With all of this awesome knowledge about HR and whatnot, I want to tell you what really happens when an employee makes a claim of sexual harassment.

  • HR takes this very seriously. I was taught to investigate sexual harassment claims by a farmer. She grew corn and worked in Human Resources. (Makes sense in a weird way.) She taught me to take all allegations seriously but not to overreact. Believe it or not, that takes practice. The most important lesson? I learned that when you take a claim of sexual harassment seriously — even if it’s false — you send a clear message. Much like the TSA won’t tolerate your jokes about bombs, HR doesn’t tolerate sexual harassment shenanigans.
  • There is no guarantee of anonymity. Most HR professionals try to respect the privacy of the accuser as well as the accused; however, the accuser’s name is often revealed during the course of an investigation. This is why I [now] tell women to find a better job, quit, and then make your accusations. Always operate from a position of strength.
  • Very few victims receive any money. I have worked in Human Resources in some capacity since 1995. I can count on one hand the number of women I know who received money after making a claim against a colleague. It’s a myth — propagated by corporate attorneys — that hysterical employees are hiring Gloria Allred and threatening to sue. Money isn’t thrown around to shut people up — unless it’s powerful people who occupy the 1%. They take care of their own. Otherwise, it just doesn’t happen that way.
  • Cash comes with a strict set of rules. When an accuser is offered a settlement, she must sign a document that waives all rights to sue in court. She also releases the company from future claims. And there is also a confidentiality clause that applies to the accuser but not the company. It’s hardly worth the trouble for a victim to try to have her day in court or fight for a private settlement. Cash doesn’t come easily.
  • Fewer people are accused of sexual harassment than you would believe. When something happens, most people are brave. They are willing to tell a  colleague to STFU if he/she crosses the line. This is why most allegations that rise up to the level of HR are serious. You don’t come to Human Resources unless you’ve run out of other options.

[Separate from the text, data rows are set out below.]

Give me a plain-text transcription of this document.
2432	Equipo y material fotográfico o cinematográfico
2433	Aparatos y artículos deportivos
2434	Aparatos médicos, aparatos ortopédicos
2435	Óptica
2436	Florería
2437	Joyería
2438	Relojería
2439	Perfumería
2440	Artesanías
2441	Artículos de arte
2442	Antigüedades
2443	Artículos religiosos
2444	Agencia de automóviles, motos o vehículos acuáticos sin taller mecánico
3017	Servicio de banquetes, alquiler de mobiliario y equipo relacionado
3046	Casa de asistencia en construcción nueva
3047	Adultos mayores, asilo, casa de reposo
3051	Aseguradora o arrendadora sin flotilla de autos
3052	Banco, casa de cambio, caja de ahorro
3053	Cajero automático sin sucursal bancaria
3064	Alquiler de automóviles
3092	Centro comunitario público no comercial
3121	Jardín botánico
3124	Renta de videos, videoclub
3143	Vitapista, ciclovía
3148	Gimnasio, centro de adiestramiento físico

I have no idea if Herman Cain is guilty of inappropriate behavior but I do know that his story sketchy and incomplete. Multiple employees with similar allegations who signed a release & waiver, accepted relatively small cash settlements, left their jobs, and don’t want to revisit this chapter in their lives?

Herman Cain may be an expert at pizza but I’m an expert at HR. And I am here to tell you that something is rotten in the state of the National Restaurant Association.